Ciascun partecipante visiterà un Paese e sarà ospitato da un partner istituzionale locale che fornirà il supporto necessario alla realizzazione di un’opera sui temi di salute e nutrizione adeguata, ambiente ed energia pulita o geo-architettura. I lavori realizzati saranno esposti singolarmente al termine di ogni residenza e collettivamente alla conclusione del progetto, in occasione di Milano Expo 2015.

Il programma è stato avviato nel 2010 con lo scambio Italia/India.
Gli artisti selezionati sono stati Asim Waqif e Alessandro Piangiamore, che hanno presentato rispettivamente una performance/video e un’istallazione scultorea.

Tutto il vento che c’è di Alessandro Piangiamore, ospitato alla GAMeC di Bergamo è la prima formalizzazione di un ampio progetto attraverso il quale l’artista porta avanti una ricerca sul vento in quanto elemento non rappresentabile.

Le opere esposte in questa occasione, che comprendono 5 sculture in bronzo e un work in progress composto da 28 incisioni, sono state realizzate a partire dalla residenza in India nel 2010 presso Khoj Studio, durante la quale Piangiamore, dopo aver realizzato dei monoliti in argilla, li ha collocati in cinque punti del subcontinente indiano sottoposti all’azione di venti locali.

L’utilizzo di una forma e una materia così malleabili ha innescato un processo il cui risultato è rimasto imprevedibile fino alla fine del periodo di esposizione. Ciò che è rimasto di ciascun monolite è stato poi riprodotto in una fusione in bronzo, ottenendo una sorta di ritratto arbitrario, realizzato per sottrazione.

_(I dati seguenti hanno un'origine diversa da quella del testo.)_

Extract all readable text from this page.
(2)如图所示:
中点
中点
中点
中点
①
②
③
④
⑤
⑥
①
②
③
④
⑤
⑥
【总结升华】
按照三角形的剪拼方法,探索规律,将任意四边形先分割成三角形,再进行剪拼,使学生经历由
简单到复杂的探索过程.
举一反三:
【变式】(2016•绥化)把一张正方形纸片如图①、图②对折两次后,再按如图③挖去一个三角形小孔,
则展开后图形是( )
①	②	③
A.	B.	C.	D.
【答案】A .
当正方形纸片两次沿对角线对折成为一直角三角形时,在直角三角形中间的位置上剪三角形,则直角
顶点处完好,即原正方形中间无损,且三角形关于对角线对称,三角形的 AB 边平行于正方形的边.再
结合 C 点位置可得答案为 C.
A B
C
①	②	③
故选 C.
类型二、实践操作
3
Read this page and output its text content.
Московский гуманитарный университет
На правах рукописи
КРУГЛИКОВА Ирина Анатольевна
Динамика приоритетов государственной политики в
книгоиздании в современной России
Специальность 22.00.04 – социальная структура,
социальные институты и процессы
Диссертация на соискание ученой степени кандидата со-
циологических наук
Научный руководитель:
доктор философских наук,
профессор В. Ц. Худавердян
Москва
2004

All’immaterialità visibile del vento corrisponde la forma esatta ed eterna, per sé monumentale, della fusione in bronzo.

Le sculture sono accompagnate da una serie di incisioni, mezzo che Piangiamore ha già sperimentato nei suoi recenti progetti espositivi, una catalogazione (se vogliamo, anche questa arbitraria ed impossibile) dei venti del pianeta realizzata attraverso immagini in cui le forme aeree del vento e quelle solide della natura sono rappresentate sullo stesso piano, in un’unica concorrenza di segni.

Un’operazione poetica e di grande complessità concettuale che, come afferma Maria Perosino – autrice di uno dei testi in catalogo – riesce ‘a portare il vento dentro a un museo, certificandolo artista’.